The estimate is based on preliminary figures showing growth in the transport, warehousing and communications sector, as well as in the financial and agriculture sectors, while other sectors have been recording falls, the statistics office said on its website.
Earlier on Wednesday, it said Serbia's gross domestic product (GDP) contracted by a real 2.3% on the year in the third quarter and shrank by a real 3.5% in the first nine months of 2009, compared to the same period last year. The GDP rose by a real 0.4% in the third quarter of 2009 compared to the previous quarter.
GDP contracted by revised 4.2% year-on-year in the second quarter, equal to the 4.2% real drop recorded in the first quarter.
Serbia's central bank said on Tuesday it expects GDP to grow by 1.5% next year.
Two analysts polled by SeeNews issued the following comments on the GDP data:
JURIJ BAJEC, ANALYST ADVISOR TO PRIME MINISTER MIRKO CVETKOVIC:
“What is significant is that today we received statistics data that the third quarter is better than the second one by 0.4%, so it comes to an increase in the economic activity at the year's end, or in its second half.
This mild recovery is owed to the fact that the situation in the industry is improving a bit and the sector will fall by 11%-12% this year. But the industry has a small share in the gross domestic product, only some 20%. At the same time agriculture will rise by some 3.0% and there will be a significant increase in the telecommunications sector, the financial sector and some other sectors in the sphere of services. So these increases compensate the drop in the other activities and the overall effect will be relatively not as bad as we expected in the fist quarter of the year.
Thus the total result in 2009 will be a smaller drop than in most of the neighbouring countries. We will have a smaller fiscal deficit, of only 4.5%, and only inflation remains higher than in some neighbours, it will be around 7.0%.
We look with a little more optimism at 2010. We expect it will come to positive growth rates. The International Monetary Fund projects 1.5% and some local analysts think it could be more since some major deals will be executed in the industry next year as the more serious job of Fiat and so on.”
MILOJE KANJEVAC, HEAD OF BELGRADE-BASED MARKETING RESEARCH INSTITUTE IZIT:
“We do not expect a very fast recovery. If this forecast of 1.5% [economic growth in 2010] is accomplished, the difference remains, as we are now at a lower level.

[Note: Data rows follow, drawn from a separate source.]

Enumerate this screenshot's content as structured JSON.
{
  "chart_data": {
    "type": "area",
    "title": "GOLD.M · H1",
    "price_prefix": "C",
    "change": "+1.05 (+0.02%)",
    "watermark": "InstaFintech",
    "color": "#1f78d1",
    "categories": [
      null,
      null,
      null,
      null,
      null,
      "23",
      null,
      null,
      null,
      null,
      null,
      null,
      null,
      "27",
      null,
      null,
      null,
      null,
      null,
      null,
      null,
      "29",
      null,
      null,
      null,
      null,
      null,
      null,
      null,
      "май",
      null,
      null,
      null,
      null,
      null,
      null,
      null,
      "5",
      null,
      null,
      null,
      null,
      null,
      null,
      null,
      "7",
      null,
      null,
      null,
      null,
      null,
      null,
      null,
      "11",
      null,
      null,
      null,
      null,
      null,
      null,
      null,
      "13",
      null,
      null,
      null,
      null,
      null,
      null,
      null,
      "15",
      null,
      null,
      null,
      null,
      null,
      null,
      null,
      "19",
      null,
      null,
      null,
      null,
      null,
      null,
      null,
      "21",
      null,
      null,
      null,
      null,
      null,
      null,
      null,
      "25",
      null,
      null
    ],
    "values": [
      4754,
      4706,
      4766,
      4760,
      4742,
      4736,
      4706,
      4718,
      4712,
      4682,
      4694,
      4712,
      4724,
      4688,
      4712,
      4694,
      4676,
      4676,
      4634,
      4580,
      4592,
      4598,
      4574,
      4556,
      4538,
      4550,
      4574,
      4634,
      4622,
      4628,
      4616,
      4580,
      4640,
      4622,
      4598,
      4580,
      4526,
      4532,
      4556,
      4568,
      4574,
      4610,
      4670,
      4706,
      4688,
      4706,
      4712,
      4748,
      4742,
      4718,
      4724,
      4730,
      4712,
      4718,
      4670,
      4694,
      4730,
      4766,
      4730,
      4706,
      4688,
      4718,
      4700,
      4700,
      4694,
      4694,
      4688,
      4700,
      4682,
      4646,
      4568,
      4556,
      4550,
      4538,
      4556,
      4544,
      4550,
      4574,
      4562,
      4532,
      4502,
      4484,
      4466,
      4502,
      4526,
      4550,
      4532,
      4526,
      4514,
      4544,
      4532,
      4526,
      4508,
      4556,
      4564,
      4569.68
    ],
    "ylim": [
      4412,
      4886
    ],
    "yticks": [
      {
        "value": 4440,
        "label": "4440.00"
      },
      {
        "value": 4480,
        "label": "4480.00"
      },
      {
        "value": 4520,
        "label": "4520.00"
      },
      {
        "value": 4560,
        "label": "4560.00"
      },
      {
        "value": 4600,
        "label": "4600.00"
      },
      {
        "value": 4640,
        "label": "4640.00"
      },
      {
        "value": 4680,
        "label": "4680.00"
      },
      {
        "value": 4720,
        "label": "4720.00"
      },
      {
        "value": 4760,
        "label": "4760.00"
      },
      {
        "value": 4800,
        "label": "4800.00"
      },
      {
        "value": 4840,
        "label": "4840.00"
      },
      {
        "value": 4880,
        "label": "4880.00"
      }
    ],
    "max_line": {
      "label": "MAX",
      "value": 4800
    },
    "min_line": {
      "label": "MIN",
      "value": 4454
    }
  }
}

I think we have not yet touched the bottom but we are somewhere there. There are many layoffs in Europe and in the U.S. and production shrinks. Here, imports drop as we work less, exports fall as we produce less. And it is difficult to export as everyone is more or less in downturn, except for Asia. The rule is that it is much more difficult to exit a crisis than to bump into it.
The local currency rate is very important for the recovery. It should be a realistic one and much cheaper in order to exit the crisis sooner, to boost local production, sales, to increase exports and lower imports. This should be our Serbian policy.”